Microsoft and Nokia Adopt OSS JQuery Framework 126
soliptic writes "The jQuery blog today announced that 'Both Microsoft and Nokia are taking the major step of adopting jQuery as part of their official application development platform.' So the open-source javascript framework will be shipped with Visual Studio and ASP.NET MVC. Microsoft's Scott Hanselman notes: 'It's Open Source, and we'll use it and ship it via its MIT license, unchanged. If there's changes we want, we'll submit a patch just like anyone else.'" There's also a story at eWeek about the decision.
Same ol' embrace, extend, extinguish? (Score:2, Informative)
Additionally Microsoft will be developing additional controls, or widgets, to run on top of jQuery that will be easily deployable within your .NET applications. jQuery helpers will also be included in the server-side portion of .NET development (in addition to the existing helpers) providing complementary functions to existing ASP.NET AJAX capabilities.
But... (Score:5, Informative)
MIT license is not a source-required license. Companies may sell, close it up, whatever they wish so long as they continue to give credit to the original product.
Re:Will they (Score:4, Informative)
jQuery is designed specifically to be extended, by the programming of plugins. Have a look at their plugin repository.
I find it highly unlikely that Microsoft would require anything adding to the jQuery core that couldn't be better implemented with a plugin.
Re:But... (Score:5, Informative)
MIT license is not a source-required license.
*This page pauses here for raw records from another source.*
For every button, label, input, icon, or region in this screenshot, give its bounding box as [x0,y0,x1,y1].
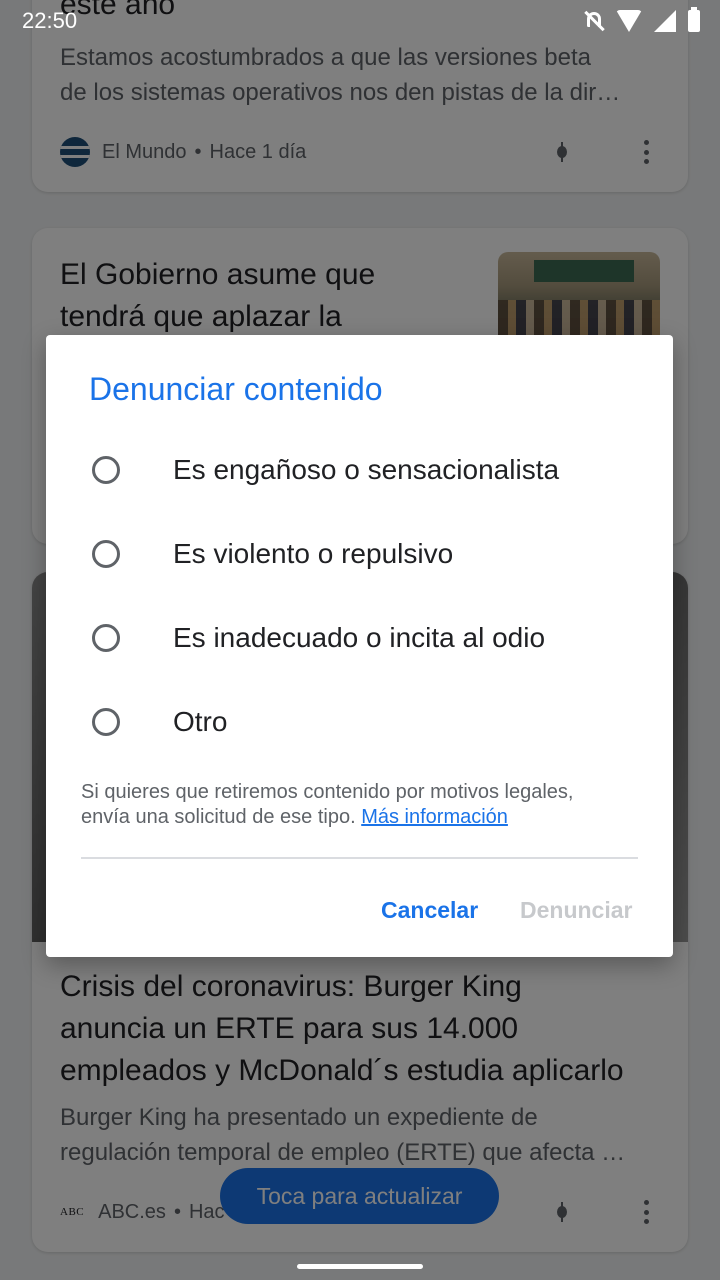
report-option-other[interactable]: Otro [90,690,650,754]
radio-button[interactable] [92,708,120,736]
report-option-violent[interactable]: Es violento o repulsivo [90,522,650,586]
report-option-hateful[interactable]: Es inadecuado o incita al odio [90,606,650,670]
dialog-title: Denunciar contenido [89,371,383,407]
wifi-icon [616,10,642,32]
notifications-off-icon [584,10,604,32]
radio-button[interactable] [92,540,120,568]
report-option-misleading[interactable]: Es engañoso o sensacionalista [90,438,650,502]
cancel-button[interactable]: Cancelar [381,890,478,930]
radio-button[interactable] [92,624,120,652]
legal-text-line2: envía una solicitud de ese tipo. [81,806,356,828]
status-bar: 22:50 [0,0,720,44]
signal-icon [654,10,676,32]
more-info-link[interactable]: Más información [361,806,508,828]
report-content-dialog: Denunciar contenido Es engañoso o sensac… [46,335,673,957]
battery-icon [688,7,700,32]
status-time: 22:50 [22,8,78,33]
report-button[interactable]: Denunciar [520,890,632,930]
option-label: Es engañoso o sensacionalista [173,454,560,485]
legal-text-line1: Si quieres que retiremos contenido por m… [81,781,574,803]
radio-button[interactable] [92,456,120,484]
gesture-nav-bar[interactable] [297,1264,423,1269]
dialog-divider [81,857,638,859]
option-label: Otro [173,706,228,737]
option-label: Es violento o repulsivo [173,538,454,569]
legal-notice: Si quieres que retiremos contenido por m… [81,780,641,830]
status-icons [584,7,700,32]
option-label: Es inadecuado o incita al odio [173,622,546,653]
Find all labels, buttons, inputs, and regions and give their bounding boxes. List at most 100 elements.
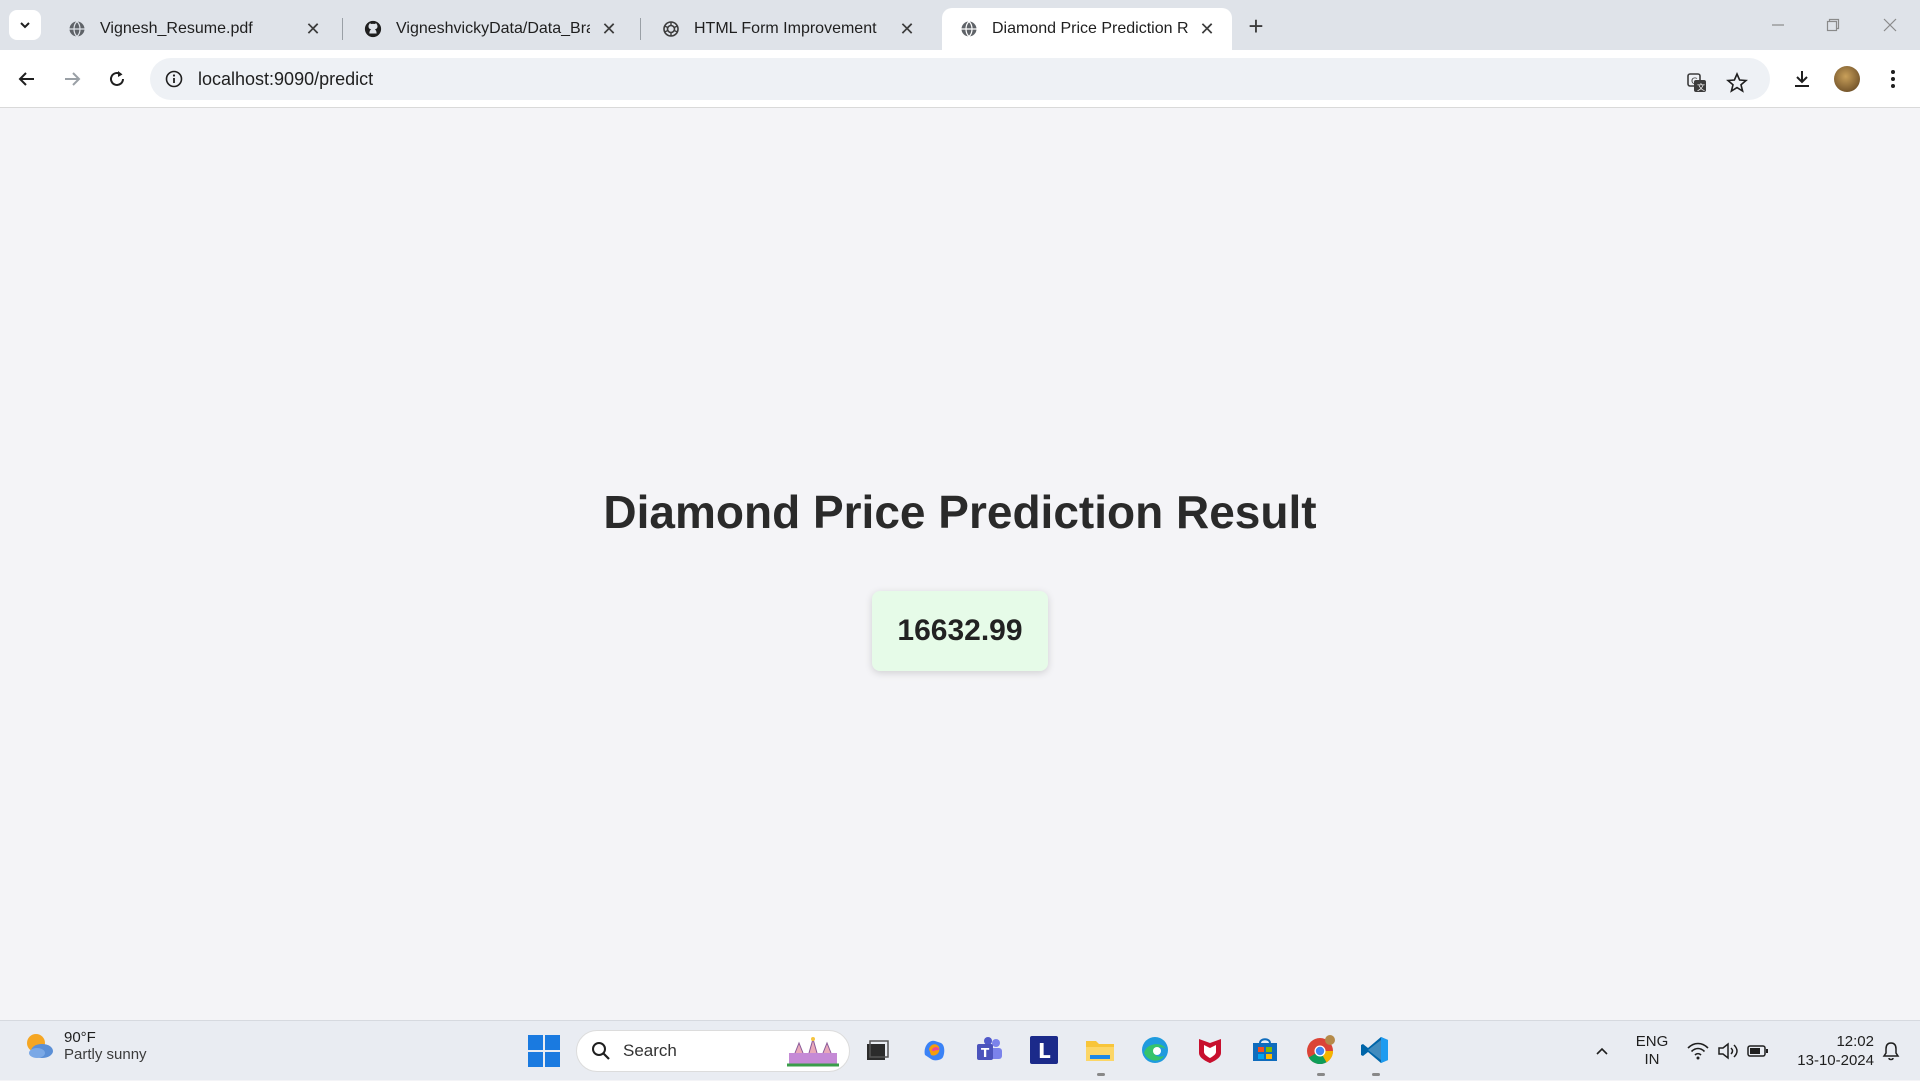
show-hidden-icons-button[interactable] [1590, 1021, 1614, 1081]
teams-icon: T [977, 1037, 1002, 1060]
avatar [1834, 66, 1860, 92]
language-code: ENG [1635, 1033, 1669, 1050]
prediction-result: 16632.99 [872, 591, 1048, 671]
language-region: IN [1644, 1051, 1660, 1068]
browser-toolbar: localhost:9090/predict G文 [0, 50, 1920, 108]
downloads-button[interactable] [1785, 62, 1819, 96]
tab-github[interactable]: VigneshvickyData/Data_Branching ✕ [346, 8, 634, 50]
close-icon[interactable]: ✕ [896, 18, 918, 40]
close-window-button[interactable] [1872, 10, 1908, 40]
mcafee-button[interactable] [1193, 1033, 1227, 1067]
battery-icon [1747, 1045, 1768, 1057]
file-explorer-button[interactable] [1083, 1033, 1117, 1067]
start-button[interactable] [528, 1035, 560, 1067]
wifi-button[interactable] [1684, 1021, 1712, 1081]
tab-divider [640, 18, 641, 40]
partly-sunny-icon [22, 1029, 56, 1063]
tab-search-button[interactable] [9, 10, 41, 40]
back-button[interactable] [10, 62, 44, 96]
clock-date: 13-10-2024 [1797, 1052, 1874, 1069]
vscode-button[interactable] [1358, 1033, 1392, 1067]
reload-button[interactable] [100, 62, 134, 96]
tab-title: HTML Form Improvement [694, 20, 877, 37]
restore-button[interactable] [1815, 10, 1851, 40]
l-app-icon: L [1030, 1036, 1058, 1064]
svg-text:T: T [981, 1046, 990, 1060]
url-text[interactable]: localhost:9090/predict [198, 69, 373, 90]
download-icon [1795, 71, 1809, 87]
language-indicator[interactable]: ENG IN [1630, 1021, 1674, 1081]
folder-icon [1086, 1041, 1114, 1061]
task-view-button[interactable] [860, 1033, 894, 1067]
mcafee-icon [1199, 1039, 1221, 1063]
chrome-button[interactable] [1303, 1033, 1337, 1067]
translate-button[interactable]: G文 [1680, 66, 1714, 100]
windows-logo-tile [545, 1052, 560, 1067]
page-title: Diamond Price Prediction Result [603, 486, 1317, 538]
search-label: Search [623, 1041, 677, 1060]
weather-text: 90°F Partly sunny [64, 1029, 147, 1063]
more-vertical-icon [1891, 70, 1895, 88]
svg-text:L: L [1038, 1039, 1051, 1063]
tab-chatgpt[interactable]: HTML Form Improvement ✕ [644, 8, 932, 50]
copilot-icon [924, 1040, 945, 1061]
windows-logo-tile [528, 1052, 543, 1067]
volume-button[interactable] [1714, 1021, 1742, 1081]
star-icon [1726, 72, 1748, 93]
chevron-down-icon [20, 22, 30, 29]
close-icon[interactable]: ✕ [1196, 18, 1218, 40]
search-icon [592, 1042, 610, 1060]
search-highlight-icon [787, 1037, 839, 1067]
translate-icon: G文 [1687, 73, 1706, 92]
page-content: Diamond Price Prediction Result 16632.99 [0, 109, 1920, 1020]
tab-divider [342, 18, 343, 40]
weather-condition: Partly sunny [64, 1046, 147, 1063]
openai-icon [662, 20, 680, 38]
bell-icon [1882, 1042, 1900, 1061]
tab-title: Vignesh_Resume.pdf [100, 20, 253, 37]
weather-widget[interactable]: 90°F Partly sunny [22, 1029, 147, 1063]
new-tab-button[interactable]: + [1242, 11, 1270, 41]
weather-temperature: 90°F [64, 1029, 96, 1046]
forward-button[interactable] [55, 62, 89, 96]
info-icon[interactable] [164, 69, 184, 89]
l-app-button[interactable]: L [1027, 1033, 1061, 1067]
arrow-left-icon [18, 72, 34, 86]
clock[interactable]: 12:02 13-10-2024 [1780, 1021, 1874, 1081]
close-icon[interactable]: ✕ [598, 18, 620, 40]
tab-diamond-result[interactable]: Diamond Price Prediction Result ✕ [942, 8, 1232, 50]
wifi-icon [1687, 1042, 1709, 1060]
menu-button[interactable] [1876, 62, 1910, 96]
running-indicator [1317, 1073, 1325, 1076]
taskbar: 90°F Partly sunny Search T L ENG IN 12:0… [0, 1020, 1920, 1080]
tab-resume[interactable]: Vignesh_Resume.pdf ✕ [50, 8, 338, 50]
minimize-button[interactable] [1760, 10, 1796, 40]
store-button[interactable] [1248, 1033, 1282, 1067]
windows-logo-tile [545, 1035, 560, 1050]
battery-button[interactable] [1744, 1021, 1772, 1081]
running-indicator [1097, 1073, 1105, 1076]
tab-title: Diamond Price Prediction Result [992, 20, 1188, 37]
close-icon[interactable]: ✕ [302, 18, 324, 40]
address-bar[interactable]: localhost:9090/predict G文 [150, 58, 1770, 100]
arrow-right-icon [65, 72, 81, 86]
globe-icon [960, 20, 978, 38]
edge-icon [1142, 1037, 1168, 1063]
taskbar-search[interactable]: Search [576, 1030, 850, 1072]
minimize-icon [1772, 24, 1784, 26]
clock-time: 12:02 [1836, 1033, 1874, 1050]
copilot-button[interactable] [917, 1033, 951, 1067]
task-view-icon [867, 1040, 889, 1060]
profile-button[interactable] [1830, 62, 1864, 96]
vscode-icon [1361, 1037, 1388, 1063]
edge-button[interactable] [1138, 1033, 1172, 1067]
volume-icon [1718, 1042, 1738, 1060]
notifications-button[interactable] [1876, 1021, 1906, 1081]
reload-icon [110, 71, 124, 86]
bookmark-button[interactable] [1720, 66, 1754, 100]
teams-button[interactable]: T [972, 1033, 1006, 1067]
chrome-icon [1307, 1035, 1335, 1065]
windows-logo-tile [528, 1035, 543, 1050]
chevron-up-icon [1596, 1047, 1608, 1055]
svg-text:文: 文 [1697, 82, 1705, 92]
Companies may sell, close it up, whatever they wish so long as they continue to give credit to the original product.
And is that relevant? This issue has been addressed:
Scott Guthrie says: [asp.net]
"We will distribute the jQuery JavaScript library as-is, and will not be forking or changing the source from the main jQuery branch."
The Scott Hanselman says: [hanselman.com]
"It's Open Source, and we'll use it and ship it via its MIT license, unchanged. If there's changes we want, we'll submit a patch just like anyone else."
Re:Just makes sense... (Score:5, Informative)
jQuery is entirely contained within its own namespace. Multiple versions of jQuery can coexist on the same page, so upgrades wouldn't be a problem, sites could just include the latest version if the version shipped with browsers wasn't suitable.
Re:Will they fix it? (Score:5, Informative)
Re:Coincidentally (Score:3, Informative)
Re:Will they (Score:4, Informative)
jQuery is the core library, with widgets usually being distributed as independent packages, so it makes complete sense for them to do it this way.
jQuery's aim isn't to be the source for calendar and date-picker widgets, it's to provide a solid base to build those things on.